Il vantaggio tedesco di partecipare all’euro sta nel poter considerare tutta l’Europa come mercato interno e proporre i propri prodotti spiazzando la concorrenza. Il vantaggio dei paesi, come il nostro, è stato quello di disporre di credito a tasso ridotto, che negli ultimi dieci anni si sarebbe dovuto utilizzare per ridurre il debito pregresso, non per indebitarci di più come abbiamo fatto. Se il vantaggio del credito conveniente venisse meno, questi paesi non avrebbero più convenienza a rimanere nell’euro e se ne uscissero svanirebbero anche i vantaggi dell’economia tedesca e l’Europa avrebbe perso l’occasione di avere un ruolo nel mondo, nell’epoca dell’affacciarsi alla storia di altre grandi entità politiche.
Oggi il ministro Monti ricorderà certamente questi aspetti alla cancelliera Merkel, dopo averli evidenziati già al presidente Sarkozy e al primo ministro inglese Cameron. Perché i debiti ed i conti della Gran Bretagna non sono migliori dei nostri: anche i titoli inglesi possono finire nella speculazione, pur essendo più al sicuro perché in buona parte posseduti dagli inglesi.
Avendo dimostrato che l’Italia fa sul serio, Monti adesso chiede alla Germania di attenuare le condizioni che ha posto ai paesi in difficoltà per garantire i prestiti – bilancio in pareggio e forte riduzione del debito -, tutti sanno che per mettere un debitore in condizione di restituire, bisogna che lo si lasci vivere e produrre ricchezza, non disordini sociali.
E se l’azione di Monti non riuscisse? Per altri paesi meno abbienti sarebbe una tragedia, ma per l’Italia vi sarebbe una via di uscita dall’alto spread rimanendo nell’euro ed investendo per uscire dalla disoccupazione e dalla recessione. Invece di emettere costosi titoli di stato, nei prossimi mesi si dovrebbe chiedere al dieci per cento delle famiglie italiane più abbienti di sottoscrivere i titoli di un Fondo Immobiliare incaricato di acquistare dallo stato beni pubblici non utilizzati e non di interesse comune, col compito di rivenderli a privati, o nuovamente allo stato fra cinque anni.
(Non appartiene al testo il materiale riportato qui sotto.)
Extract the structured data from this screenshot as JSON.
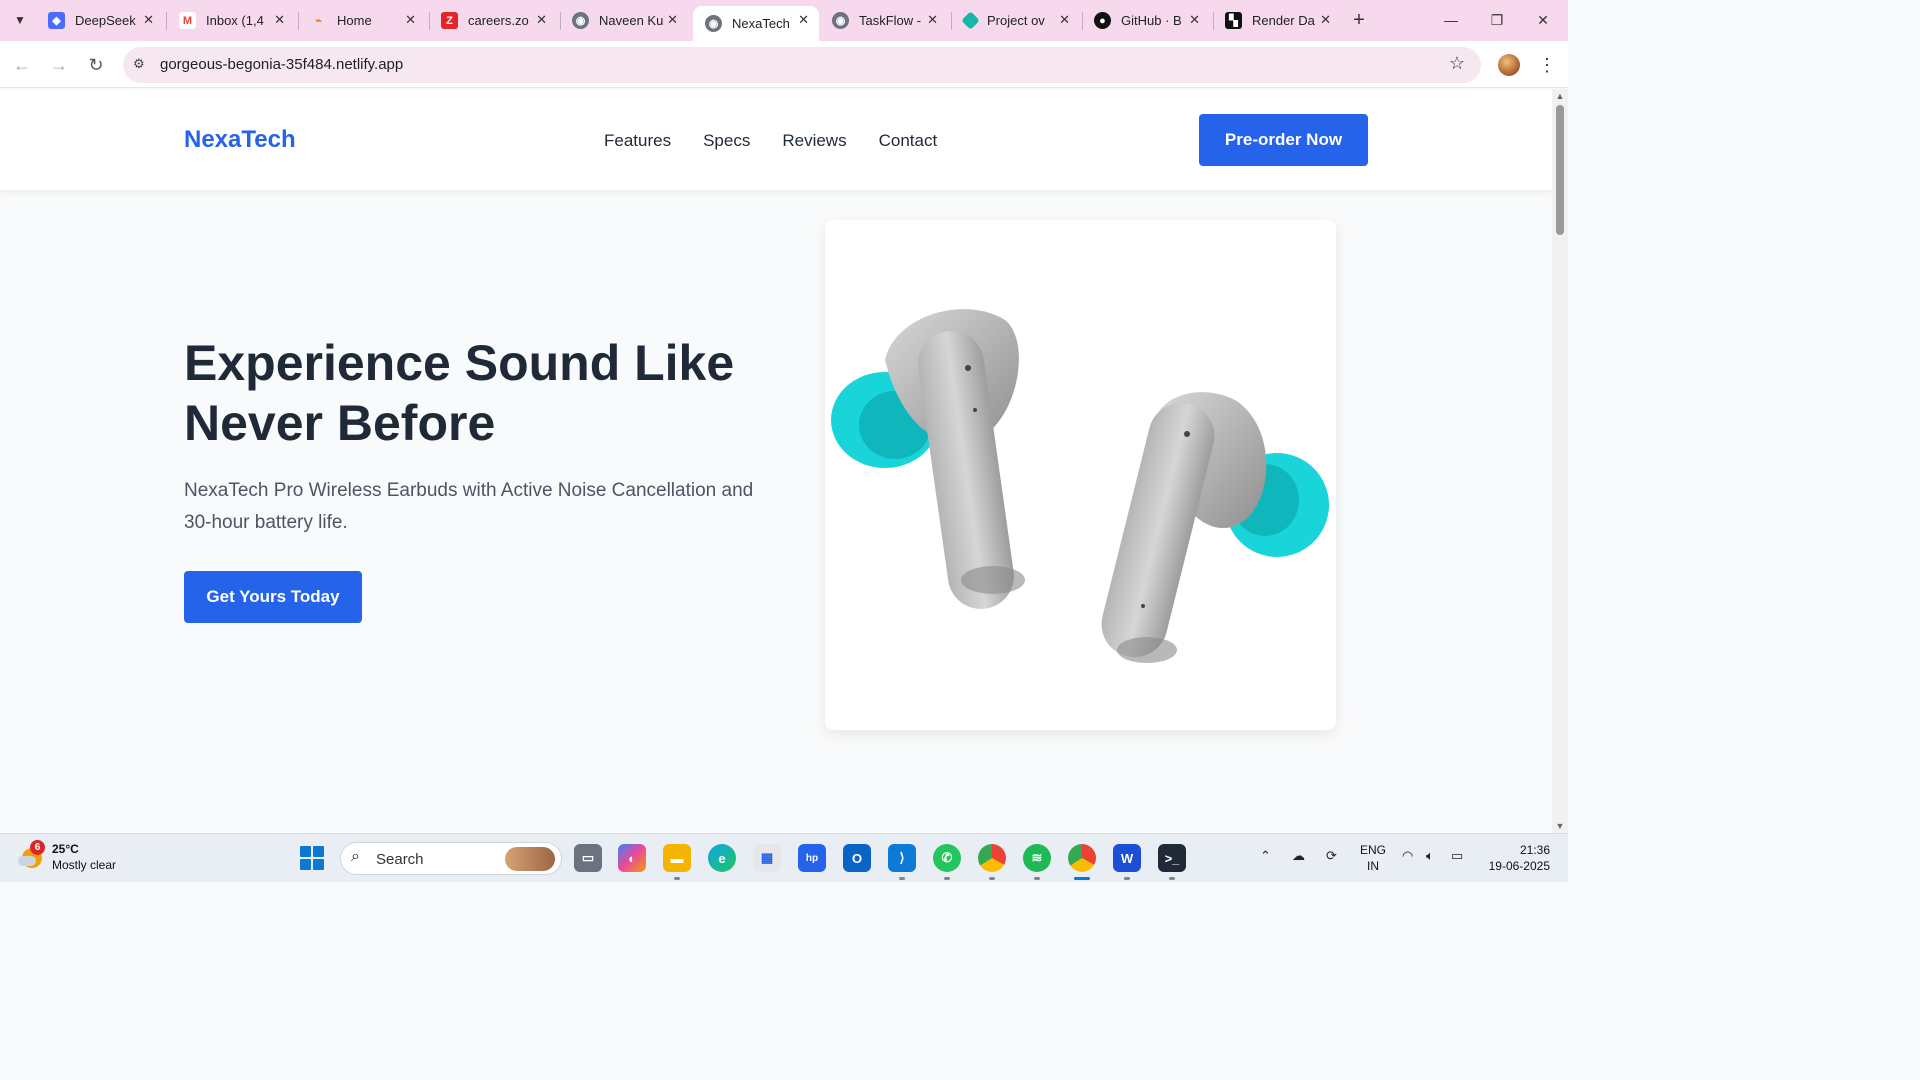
{
  "browser": {
    "tabs": [
      {
        "label": "DeepSeek",
        "active": false
      },
      {
        "label": "Inbox (1,4",
        "active": false
      },
      {
        "label": "Home",
        "active": false
      },
      {
        "label": "careers.zo",
        "active": false
      },
      {
        "label": "Naveen Ku",
        "active": false
      },
      {
        "label": "NexaTech",
        "active": true
      },
      {
        "label": "TaskFlow -",
        "active": false
      },
      {
        "label": "Project ov",
        "active": false
      },
      {
        "label": "GitHub · B",
        "active": false
      },
      {
        "label": "Render Da",
        "active": false
      }
    ],
    "url": "gorgeous-begonia-35f484.netlify.app"
  },
  "site": {
    "logo": "NexaTech",
    "nav": [
      "Features",
      "Specs",
      "Reviews",
      "Contact"
    ],
    "preorder_label": "Pre-order Now",
    "hero": {
      "title": "Experience Sound Like Never Before",
      "subtitle": "NexaTech Pro Wireless Earbuds with Active Noise Cancellation and 30-hour battery life.",
      "cta_label": "Get Yours Today"
    },
    "accent_color": "#2563eb"
  },
  "taskbar": {
    "weather": {
      "badge": "6",
      "temp": "25°C",
      "condition": "Mostly clear"
    },
    "search_placeholder": "Search",
    "lang_line1": "ENG",
    "lang_line2": "IN",
    "time": "21:36",
    "date": "19-06-2025"
  }
}
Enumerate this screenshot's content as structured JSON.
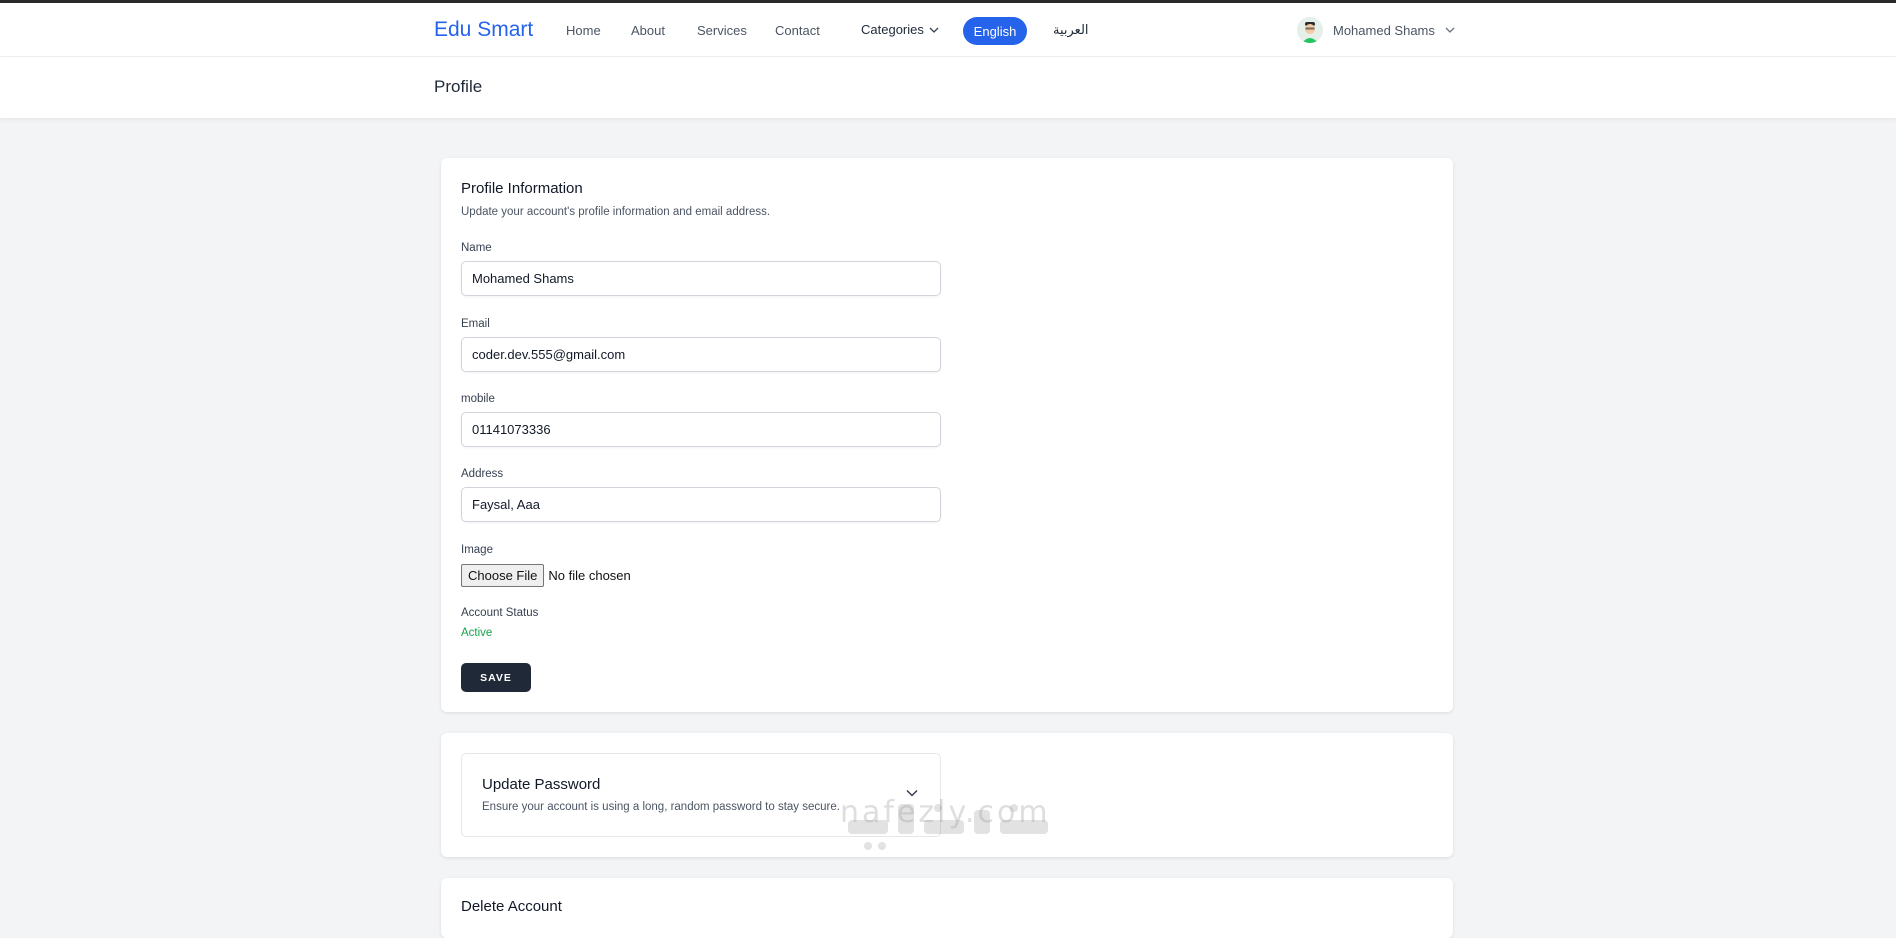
{
  "nav": {
    "brand": "Edu Smart",
    "links": [
      "Home",
      "About",
      "Services",
      "Contact"
    ],
    "categories_label": "Categories",
    "lang_en": "English",
    "lang_ar": "العربية",
    "user_name": "Mohamed Shams"
  },
  "header": {
    "title": "Profile"
  },
  "profile": {
    "title": "Profile Information",
    "description": "Update your account's profile information and email address.",
    "name_label": "Name",
    "name_value": "Mohamed Shams",
    "email_label": "Email",
    "email_value": "coder.dev.555@gmail.com",
    "mobile_label": "mobile",
    "mobile_value": "01141073336",
    "address_label": "Address",
    "address_value": "Faysal, Aaa",
    "image_label": "Image",
    "file_button": "Choose File",
    "file_status": "No file chosen",
    "status_label": "Account Status",
    "status_value": "Active",
    "save_label": "SAVE"
  },
  "password": {
    "title": "Update Password",
    "description": "Ensure your account is using a long, random password to stay secure."
  },
  "delete": {
    "title": "Delete Account"
  },
  "watermark": {
    "text": "nafezly.com"
  },
  "colors": {
    "primary": "#2563eb",
    "dark": "#1f2937",
    "success": "#16a34a",
    "background": "#f3f4f6"
  }
}
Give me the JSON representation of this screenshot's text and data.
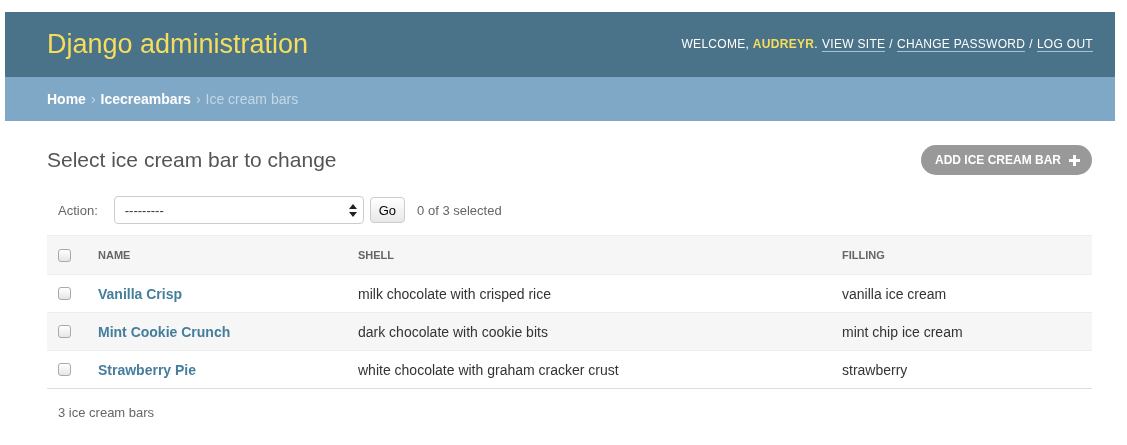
{
  "header": {
    "branding": "Django administration",
    "welcome": "WELCOME, **AUDREYR**.",
    "links": [
      "VIEW SITE",
      "CHANGE PASSWORD",
      "LOG OUT"
    ],
    "separators": [
      "/",
      "/"
    ]
  },
  "breadcrumbs": {
    "links": [
      "Home",
      "Icecreambars"
    ],
    "separators": [
      "›",
      "›"
    ],
    "current": "Ice cream bars"
  },
  "title": "Select ice cream bar to change",
  "add_button": "ADD ICE CREAM BAR",
  "actions": {
    "label": "Action:",
    "select_value": "---------",
    "go": "Go",
    "counter": "0 of 3 selected"
  },
  "table": {
    "select_all_checked": false,
    "columns": [
      "NAME",
      "SHELL",
      "FILLING"
    ],
    "rows": [
      {
        "checked": false,
        "cells": [
          "Vanilla Crisp",
          "milk chocolate with crisped rice",
          "vanilla ice cream"
        ]
      },
      {
        "checked": false,
        "cells": [
          "Mint Cookie Crunch",
          "dark chocolate with cookie bits",
          "mint chip ice cream"
        ]
      },
      {
        "checked": false,
        "cells": [
          "Strawberry Pie",
          "white chocolate with graham cracker crust",
          "strawberry"
        ]
      }
    ]
  },
  "paginator": "3 ice cream bars"
}
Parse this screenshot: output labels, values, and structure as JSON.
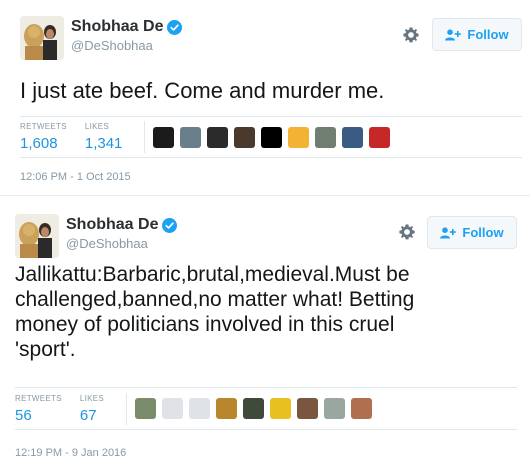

Il conseguente ridursi dello spread andrebbe a vantaggio dell’economia generale ed anche delle famiglie stesse, che in questi due anni hanno visto ridurre il valore dei loro titoli ed immobili molto di più di quanto avrebbe potuto incidere una tassa patrimoniale. E’ il mercato a aver messo le mani nelle loro tasche. Non va però trascurato che una delle cause dell’alto spread per i titoli italiani anche con un Paese dai conti a posto, nasce dalla sfiducia internazionale nel futuro dell’Italia, cioè di quando le decisioni del governo torneranno nelle mani dei partiti, che in passato, attente più agli interessi dei loro elettori che non al bene comune, hanno dimostrato di non essere in grado di prendere le decisioni necessarie.
In questo anno di tregua la politica deve trovare nuove soluzioni, inventare nuovi partiti o nuove aggregazioni in grado di esprimere i cittadini senza essere condizionata pesantemente da interessi di potenti minoranze o di ancor più potenti aggregazioni di interessi.